Ketua Tim Surveilans dan Imunisasi Dinkes dan KB Sampang, Laili Nafilah, mengatakan balita berusia dua tahun itu sebelumnya tinggal di Jakarta dan mulai mengalami gejala sakit di sana.
"Saat kondisinya semakin memburuk, keluarga membawa balita tersebut menuju Sampang untuk mendapatkan penanganan medis," ucapnya, Selasa, 7 April 2026.
Namun dalam perjalanan dari Jakarta saat mudik, dia tidak pulang ke desanya karena kejang di jalan, sehingga kondisinya semakin kritis sehingga langsung dibawa ke rumah sakit setibanya di Madura ke RSUD Sampang.
“Anak tersebut meninggal di rumah sakit. Dia warga Sampang, tetapi sakitnya sudah mulai saat berada di Jakarta,” ujar Laili.

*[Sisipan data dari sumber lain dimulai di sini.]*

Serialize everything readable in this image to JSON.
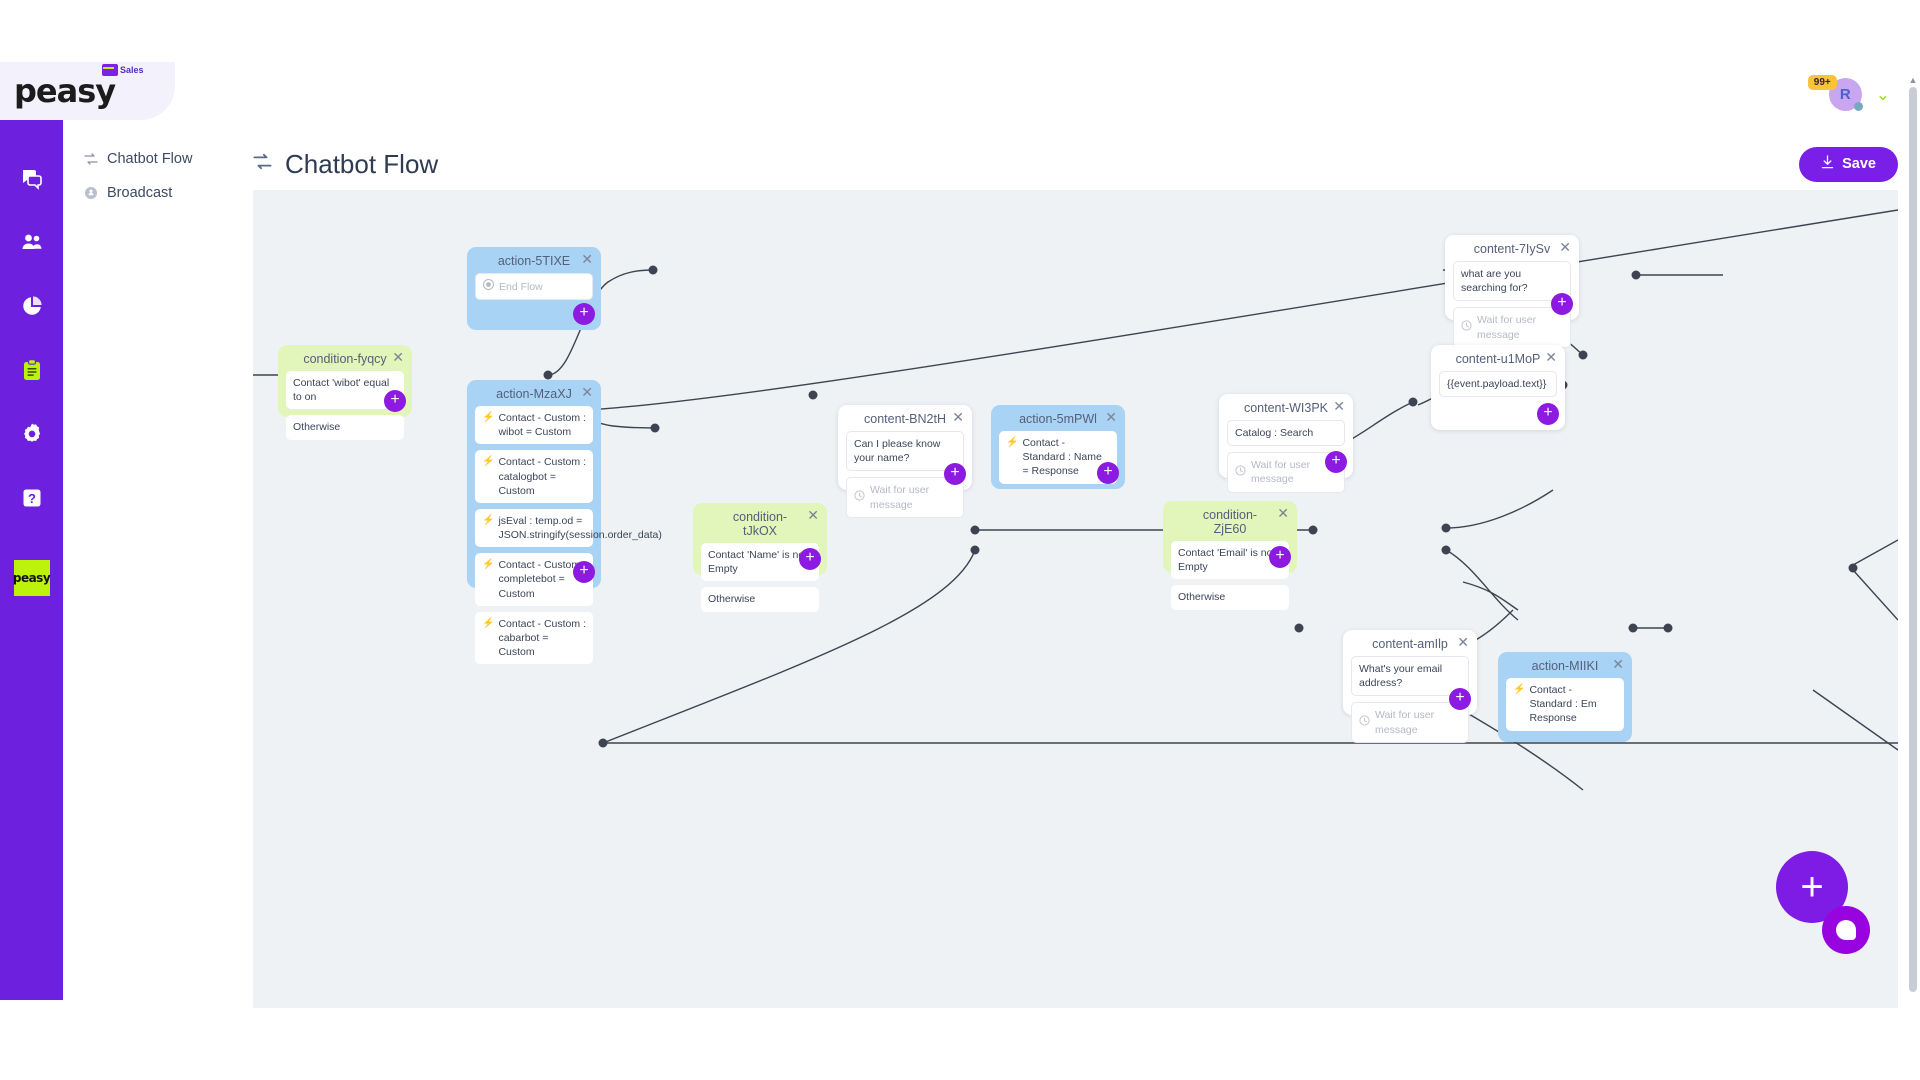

Sementara itu, hingga 31 Maret 2026 Dinkes mencatat terdapat 90 kasus suspek campak yang dilaporkan dari 22 puskesmas di 35 desa di Kabupaten Sampang.
Laili menambahkan satu penderita campak berpotensi menularkan penyakit kepada hingga 18 orang lain yang melakukan kontak dekat.
"Sehingga masyarakat diminta meningkatkan kewaspadaan dan memastikan anak mendapatkan imunisasi," katanya, mengakhiri.
Kata Kunci / Tags
Rekomendasi Berita
Memuat berita terbaru.....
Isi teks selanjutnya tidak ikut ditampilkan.